Nuclear perfusion imaging including SPECT, has been considered the gold standard for detection of viable myocardium.［21］ From the clinical and practical point, a real-time detecting device should be the best. For example, we need the real-time and accurate answer during angiography about the viability of myocardium in the area perfusioned by a chronic occluded coronary artery.
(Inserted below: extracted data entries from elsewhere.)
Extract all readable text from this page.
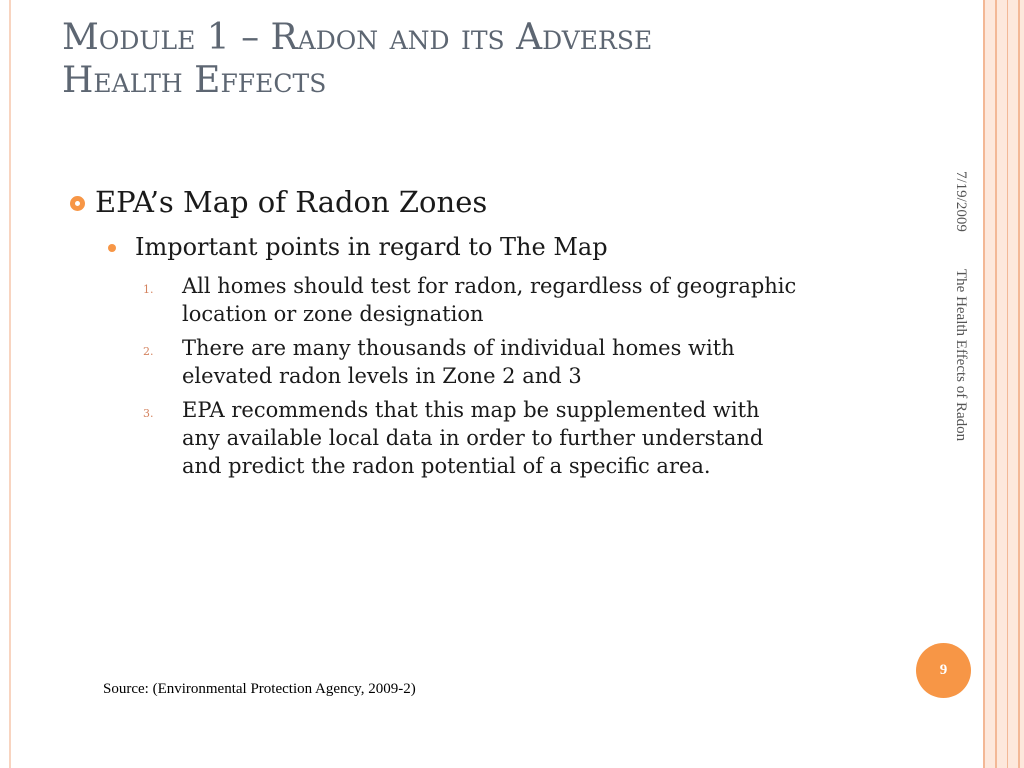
Module 1 – Radon and its Adverse
Health Effects
EPA’s Map of Radon Zones
Important points in regard to The Map
1.	All homes should test for radon, regardless of geographic
location or zone designation
2.	There are many thousands of individual homes with
elevated radon levels in Zone 2 and 3
3.	EPA recommends that this map be supplemented with
any available local data in order to further understand
and predict the radon potential of a specific area.
Source: (Environmental Protection Agency, 2009-2)
9
7/19/2009
The Health Effects of Radon
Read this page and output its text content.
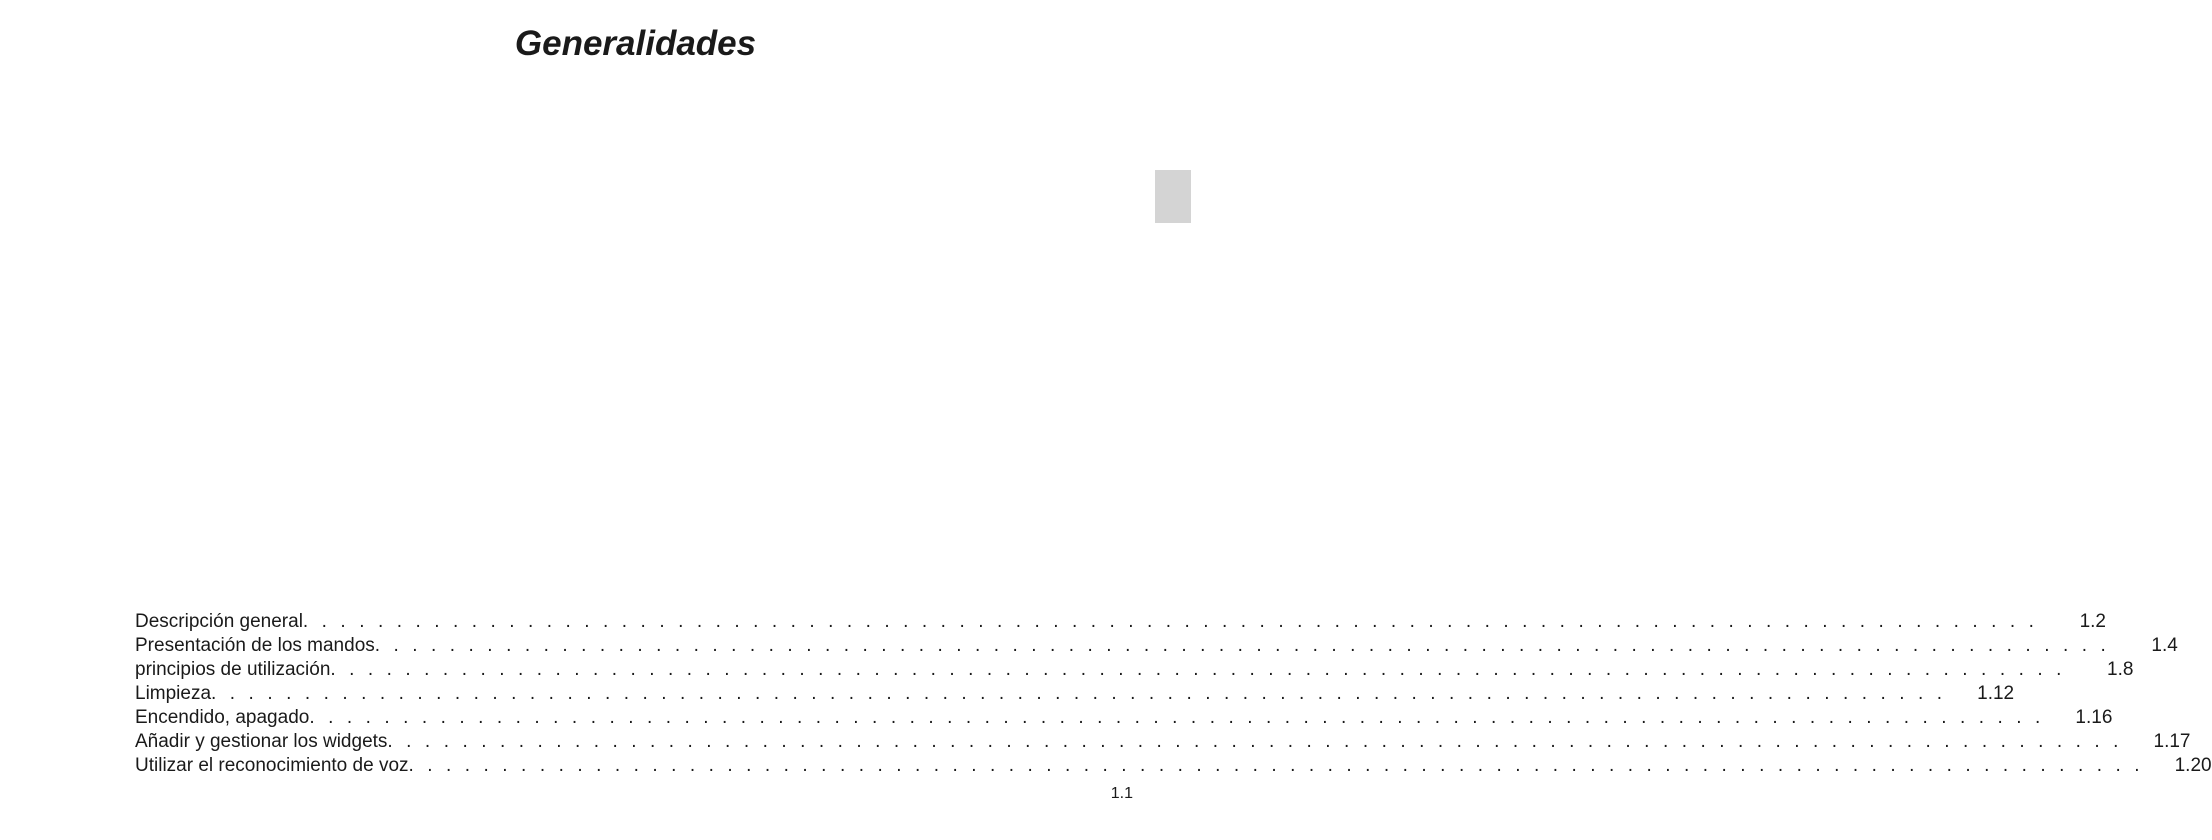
Generalidades
Descripción general . . . . . . . . . . . . . . . . . . . . . . . . . . . . . . . . . . . . . . . . . . . . . . . . . . . . . . . . . . . . . . . . . . . . . . . . . . . . . . . . . . . . . . . . . . . . .	1.2
Presentación de los mandos . . . . . . . . . . . . . . . . . . . . . . . . . . . . . . . . . . . . . . . . . . . . . . . . . . . . . . . . . . . . . . . . . . . . . . . . . . . . . . . . . . . . . . . . . . . . .	1.4
principios de utilización . . . . . . . . . . . . . . . . . . . . . . . . . . . . . . . . . . . . . . . . . . . . . . . . . . . . . . . . . . . . . . . . . . . . . . . . . . . . . . . . . . . . . . . . . . . . .	1.8
Limpieza . . . . . . . . . . . . . . . . . . . . . . . . . . . . . . . . . . . . . . . . . . . . . . . . . . . . . . . . . . . . . . . . . . . . . . . . . . . . . . . . . . . . . . . . . . . . .	1.12
Encendido, apagado . . . . . . . . . . . . . . . . . . . . . . . . . . . . . . . . . . . . . . . . . . . . . . . . . . . . . . . . . . . . . . . . . . . . . . . . . . . . . . . . . . . . . . . . . . . . .	1.16
Añadir y gestionar los widgets . . . . . . . . . . . . . . . . . . . . . . . . . . . . . . . . . . . . . . . . . . . . . . . . . . . . . . . . . . . . . . . . . . . . . . . . . . . . . . . . . . . . . . . . . . . . .	1.17
Utilizar el reconocimiento de voz . . . . . . . . . . . . . . . . . . . . . . . . . . . . . . . . . . . . . . . . . . . . . . . . . . . . . . . . . . . . . . . . . . . . . . . . . . . . . . . . . . . . . . . . . . . . .	1.20
1.1
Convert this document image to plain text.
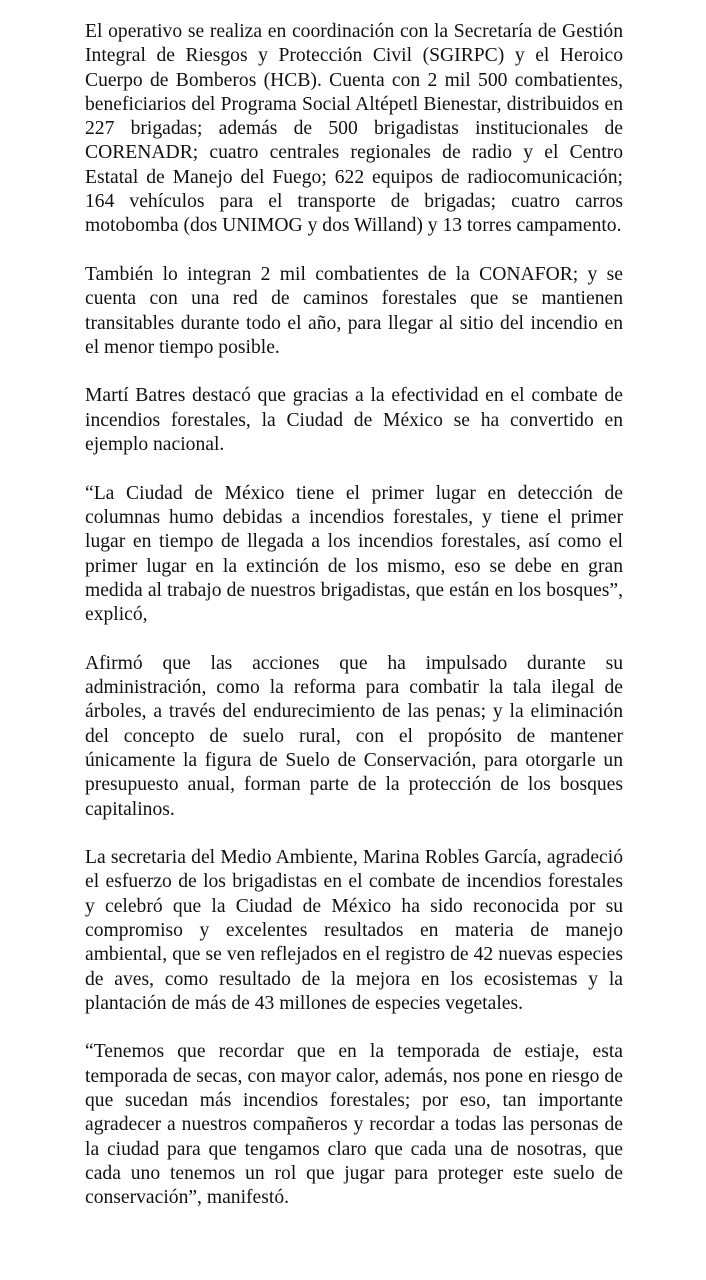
El operativo se realiza en coordinación con la Secretaría de Gestión Integral de Riesgos y Protección Civil (SGIRPC) y el Heroico Cuerpo de Bomberos (HCB). Cuenta con 2 mil 500 combatientes, beneficiarios del Programa Social Altépetl Bienestar, distribuidos en 227 brigadas; además de 500 brigadistas institucionales de CORENADR; cuatro centrales regionales de radio y el Centro Estatal de Manejo del Fuego; 622 equipos de radiocomunicación; 164 vehículos para el transporte de brigadas; cuatro carros motobomba (dos UNIMOG y dos Willand) y 13 torres campamento.

También lo integran 2 mil combatientes de la CONAFOR; y se cuenta con una red de caminos forestales que se mantienen transitables durante todo el año, para llegar al sitio del incendio en el menor tiempo posible.

Martí Batres destacó que gracias a la efectividad en el combate de incendios forestales, la Ciudad de México se ha convertido en ejemplo nacional.

“La Ciudad de México tiene el primer lugar en detección de columnas humo debidas a incendios forestales, y tiene el primer lugar en tiempo de llegada a los incendios forestales, así como el primer lugar en la extinción de los mismo, eso se debe en gran medida al trabajo de nuestros brigadistas, que están en los bosques”, explicó,

Afirmó que las acciones que ha impulsado durante su administración, como la reforma para combatir la tala ilegal de árboles, a través del endurecimiento de las penas; y la eliminación del concepto de suelo rural, con el propósito de mantener únicamente la figura de Suelo de Conservación, para otorgarle un presupuesto anual, forman parte de la protección de los bosques capitalinos.

La secretaria del Medio Ambiente, Marina Robles García, agradeció el esfuerzo de los brigadistas en el combate de incendios forestales y celebró que la Ciudad de México ha sido reconocida por su compromiso y excelentes resultados en materia de manejo ambiental, que se ven reflejados en el registro de 42 nuevas especies de aves, como resultado de la mejora en los ecosistemas y la plantación de más de 43 millones de especies vegetales.

“Tenemos que recordar que en la temporada de estiaje, esta temporada de secas, con mayor calor, además, nos pone en riesgo de que sucedan más incendios forestales; por eso, tan importante agradecer a nuestros compañeros y recordar a todas las personas de la ciudad para que tengamos claro que cada una de nosotras, que cada uno tenemos un rol que jugar para proteger este suelo de conservación”, manifestó.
Cardiac electromechanical mapping resolves this problem and has significantly correlated with SPECT reported by others.［22］ This is the first study detecting the viability of BMSCs and cardiac function with NOGA. The results show that cardiac function is viable with high LLS and UV in the infarcted-area three months after BMSCs transplantation, and cardiac functional parameters are increased as demonstrated by cardiac echo. These results encourage our further study, resolving the assessment of viability of implanted BMSCs clinically and confirming that BMSCs work together with host that cardiomyocytes.